"Kim" was the 30th episode of the M*A*S*H television series, and sixth episode of season two. The episode aired on October 20, 1973.

Plot
Among the wounded arriving at the hospital one day is a five-year-old boy, Kim.  The hospital staff believe him to be an orphan, and conspire to keep him at the camp for longer than necessary (rather than sending him on to the care of an orphanage) so they can care for him themselves.  Trapper is especially taken with the child, and makes plans to adopt him.

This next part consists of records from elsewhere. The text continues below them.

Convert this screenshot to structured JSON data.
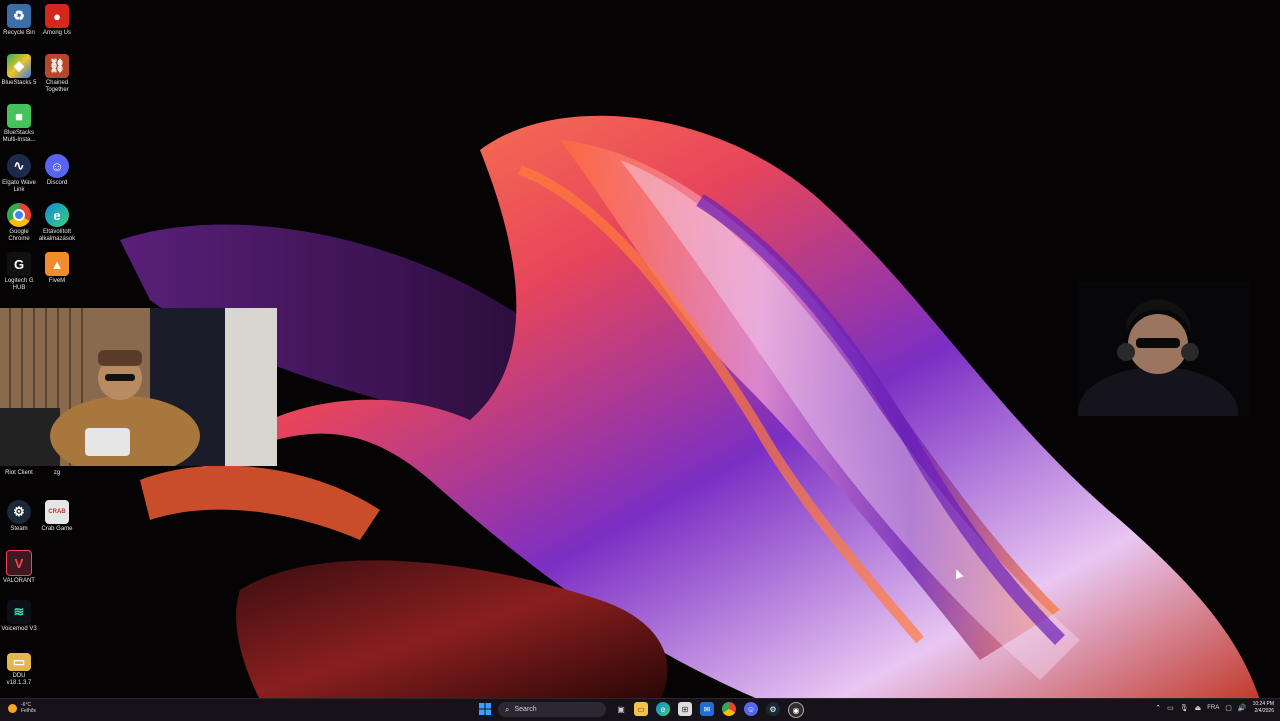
{
  "desktop": {
    "icons": [
      {
        "label": "Recycle Bin",
        "icon": "recycle-bin-icon",
        "color": "#3a6ea5"
      },
      {
        "label": "Among Us",
        "icon": "among-us-icon",
        "color": "#d4281f"
      },
      {
        "label": "BlueStacks 5",
        "icon": "bluestacks-icon",
        "color": "#2db34a"
      },
      {
        "label": "Chained Together",
        "icon": "chained-together-icon",
        "color": "#b8452a"
      },
      {
        "label": "BlueStacks Multi-Insta...",
        "icon": "bluestacks-multi-icon",
        "color": "#46c25a"
      },
      {
        "label": "Elgato Wave Link",
        "icon": "elgato-wave-link-icon",
        "color": "#1d2a4a"
      },
      {
        "label": "Discord",
        "icon": "discord-icon",
        "color": "#5865f2"
      },
      {
        "label": "Google Chrome",
        "icon": "chrome-icon",
        "color": "#ea4335"
      },
      {
        "label": "Eltávolított alkalmazások",
        "icon": "edge-icon",
        "color": "#0c8bd6"
      },
      {
        "label": "Logitech G HUB",
        "icon": "logitech-icon",
        "color": "#111111"
      },
      {
        "label": "FiveM",
        "icon": "fivem-icon",
        "color": "#f28c28"
      },
      {
        "label": "Riot Client",
        "icon": "riot-client-icon",
        "color": "#d13639"
      },
      {
        "label": "zg",
        "icon": "zg-icon",
        "color": "#dddddd"
      },
      {
        "label": "Steam",
        "icon": "steam-icon",
        "color": "#1b2838"
      },
      {
        "label": "Crab Game",
        "icon": "crab-game-icon",
        "color": "#e6e6e6"
      },
      {
        "label": "VALORANT",
        "icon": "valorant-icon",
        "color": "#fa4454"
      },
      {
        "label": "Voicemod V3",
        "icon": "voicemod-icon",
        "color": "#0d1117"
      },
      {
        "label": "DDU v18.1.3.7",
        "icon": "ddu-folder-icon",
        "color": "#e6b64c"
      }
    ]
  },
  "taskbar": {
    "weather_temp": "-6°C",
    "weather_desc": "Felhős",
    "search_placeholder": "Search",
    "apps": [
      "task-view-icon",
      "file-explorer-icon",
      "edge-icon",
      "store-icon",
      "mail-icon",
      "chrome-icon",
      "discord-icon",
      "steam-icon",
      "obs-icon"
    ],
    "lang": "FRA",
    "time": "10:24 PM",
    "date": "2/4/2026"
  }
}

One afternoon, while Frank and Margaret are supposed to be watching Kim, the boy wanders off into a minefield.  A helicopter-assisted rescue is successful, and once on safe ground, Trapper hugs the boy, to the delight of gathering 4077th personnel.  Meanwhile, a truck pulls up, driven by Sister Teresa, who runs the local orphanage.  Her passenger—a young Korean woman—sees Kim and rushes to him.  Sister Teresa explains that the woman came to her, looking for her missing son.  As the three drive away, Kim waves goodbye to Trapper.

Blooper
A model of a Bell UH-1 Iroquois hangs from the ceiling in Henry Blake's office. This model helicopter first flew in 1956 (Wikipedia article), over two years after the end of the Korean War.